Reveals your reading fluency If, when I’m marking your exam, I see that you misunderstood the poem, the paraphrase shows me exactly where things went awry. For example, did you misunderstand a word? Did you take a metaphor literally? Did you think a hyphen was a dash? Did you misunderstand a statement because of an unusual grammatical structure? (These are actual errors from past exams.) I can then take the type of error into consideration, and I can consider your line of thinking as I follow the logic of your answers to the subsequent questions.

Here’s a sample stanza to paraphrase. A free bird leaps on the back of the wind and floats downstream till the current ends and dips his wing in the orange sun rays and dares to claim the sky.

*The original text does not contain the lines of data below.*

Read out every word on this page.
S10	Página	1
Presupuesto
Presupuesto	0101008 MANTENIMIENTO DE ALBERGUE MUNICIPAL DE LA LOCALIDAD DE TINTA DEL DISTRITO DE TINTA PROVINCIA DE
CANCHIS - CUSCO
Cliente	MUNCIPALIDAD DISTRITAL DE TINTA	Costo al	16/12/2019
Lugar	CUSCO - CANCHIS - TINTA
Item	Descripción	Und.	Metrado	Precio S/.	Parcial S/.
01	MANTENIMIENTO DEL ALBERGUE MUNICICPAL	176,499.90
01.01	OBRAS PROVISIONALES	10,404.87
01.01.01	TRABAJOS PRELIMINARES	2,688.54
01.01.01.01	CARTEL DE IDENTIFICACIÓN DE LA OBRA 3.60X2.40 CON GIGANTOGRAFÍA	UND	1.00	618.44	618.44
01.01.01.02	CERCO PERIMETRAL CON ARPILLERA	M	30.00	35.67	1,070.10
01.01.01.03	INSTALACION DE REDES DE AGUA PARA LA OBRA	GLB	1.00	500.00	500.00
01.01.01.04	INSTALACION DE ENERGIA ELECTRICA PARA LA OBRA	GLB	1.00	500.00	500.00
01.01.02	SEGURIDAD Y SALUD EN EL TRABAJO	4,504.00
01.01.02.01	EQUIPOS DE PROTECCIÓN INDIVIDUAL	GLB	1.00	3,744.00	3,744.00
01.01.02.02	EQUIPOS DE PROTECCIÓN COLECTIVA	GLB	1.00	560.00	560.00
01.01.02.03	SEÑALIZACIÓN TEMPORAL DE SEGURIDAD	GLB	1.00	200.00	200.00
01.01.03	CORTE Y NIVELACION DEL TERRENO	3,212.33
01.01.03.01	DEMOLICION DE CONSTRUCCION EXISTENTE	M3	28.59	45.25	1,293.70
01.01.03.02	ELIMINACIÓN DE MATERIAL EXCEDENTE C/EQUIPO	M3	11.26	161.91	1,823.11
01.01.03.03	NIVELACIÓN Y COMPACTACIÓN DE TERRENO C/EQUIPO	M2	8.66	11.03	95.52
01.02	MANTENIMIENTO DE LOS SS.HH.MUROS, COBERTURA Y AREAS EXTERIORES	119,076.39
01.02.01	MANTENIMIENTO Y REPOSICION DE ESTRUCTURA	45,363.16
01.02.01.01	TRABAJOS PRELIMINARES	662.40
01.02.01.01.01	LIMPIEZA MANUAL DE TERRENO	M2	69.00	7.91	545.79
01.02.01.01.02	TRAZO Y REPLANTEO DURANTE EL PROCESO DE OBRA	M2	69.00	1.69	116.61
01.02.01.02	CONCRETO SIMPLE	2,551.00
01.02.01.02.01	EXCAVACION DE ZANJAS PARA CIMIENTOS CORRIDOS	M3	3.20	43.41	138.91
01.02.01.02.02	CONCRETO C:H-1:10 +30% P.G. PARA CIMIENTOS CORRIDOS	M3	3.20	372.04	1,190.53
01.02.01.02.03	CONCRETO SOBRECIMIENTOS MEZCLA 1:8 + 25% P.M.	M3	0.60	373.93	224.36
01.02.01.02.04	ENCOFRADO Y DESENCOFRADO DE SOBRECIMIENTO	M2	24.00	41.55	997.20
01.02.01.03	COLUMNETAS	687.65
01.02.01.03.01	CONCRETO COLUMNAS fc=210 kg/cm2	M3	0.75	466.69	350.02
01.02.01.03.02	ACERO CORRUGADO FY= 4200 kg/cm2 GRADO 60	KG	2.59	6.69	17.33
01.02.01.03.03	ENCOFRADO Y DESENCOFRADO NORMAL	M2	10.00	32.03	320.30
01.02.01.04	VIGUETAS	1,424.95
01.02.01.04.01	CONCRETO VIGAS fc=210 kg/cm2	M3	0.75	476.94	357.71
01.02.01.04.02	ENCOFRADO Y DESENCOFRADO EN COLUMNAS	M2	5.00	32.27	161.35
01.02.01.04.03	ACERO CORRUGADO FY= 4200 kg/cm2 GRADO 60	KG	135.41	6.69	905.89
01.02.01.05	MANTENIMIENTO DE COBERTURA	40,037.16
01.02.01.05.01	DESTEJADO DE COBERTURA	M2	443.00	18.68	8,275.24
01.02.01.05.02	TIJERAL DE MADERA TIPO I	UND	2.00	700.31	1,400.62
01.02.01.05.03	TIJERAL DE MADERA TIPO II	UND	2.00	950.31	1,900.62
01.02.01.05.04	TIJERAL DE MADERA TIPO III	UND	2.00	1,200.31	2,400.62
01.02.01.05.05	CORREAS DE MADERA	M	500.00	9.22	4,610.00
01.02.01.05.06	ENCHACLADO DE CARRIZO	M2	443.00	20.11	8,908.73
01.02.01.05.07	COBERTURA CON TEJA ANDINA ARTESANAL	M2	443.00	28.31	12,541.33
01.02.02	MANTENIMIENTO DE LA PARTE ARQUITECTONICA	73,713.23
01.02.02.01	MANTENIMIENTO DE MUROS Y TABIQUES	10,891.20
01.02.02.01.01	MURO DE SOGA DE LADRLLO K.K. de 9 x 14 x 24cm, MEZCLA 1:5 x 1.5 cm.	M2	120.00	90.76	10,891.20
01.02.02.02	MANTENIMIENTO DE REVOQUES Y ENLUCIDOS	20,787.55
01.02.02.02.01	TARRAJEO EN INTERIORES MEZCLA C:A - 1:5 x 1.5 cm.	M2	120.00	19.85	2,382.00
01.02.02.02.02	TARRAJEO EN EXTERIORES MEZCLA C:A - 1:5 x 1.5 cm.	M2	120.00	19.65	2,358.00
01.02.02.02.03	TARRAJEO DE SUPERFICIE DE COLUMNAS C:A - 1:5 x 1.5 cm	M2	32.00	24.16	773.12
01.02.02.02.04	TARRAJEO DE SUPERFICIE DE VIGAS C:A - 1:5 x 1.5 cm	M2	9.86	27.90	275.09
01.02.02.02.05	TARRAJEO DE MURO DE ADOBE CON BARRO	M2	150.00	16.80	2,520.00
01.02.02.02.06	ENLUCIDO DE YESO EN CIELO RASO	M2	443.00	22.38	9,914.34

Sample Paraphrase The stanza is seven lines long, but it’s a sentence: it starts with a capital letter and ends with a period. Let’s see if we can paraphrase it in one sentence: A bird that’s free rides the wind; it lets itself be carried by a steam all the way to its end; it luxuriates in flight, swaying and tipping its wing into amber sunlight; and it boldly proclaims that it owns the sky.

Don’t worry... How did you do? I didn’t change each and every word because I didn’t want it to sound weird. It’s nice if you can make your sentences sound as musical as the poem, but you don’t really have to. You’re just trying to show that you understand the poem’s statements, you have the vocabulary to put them into different words, and you can reword the them into complete, correct, properly-punctuated sentences!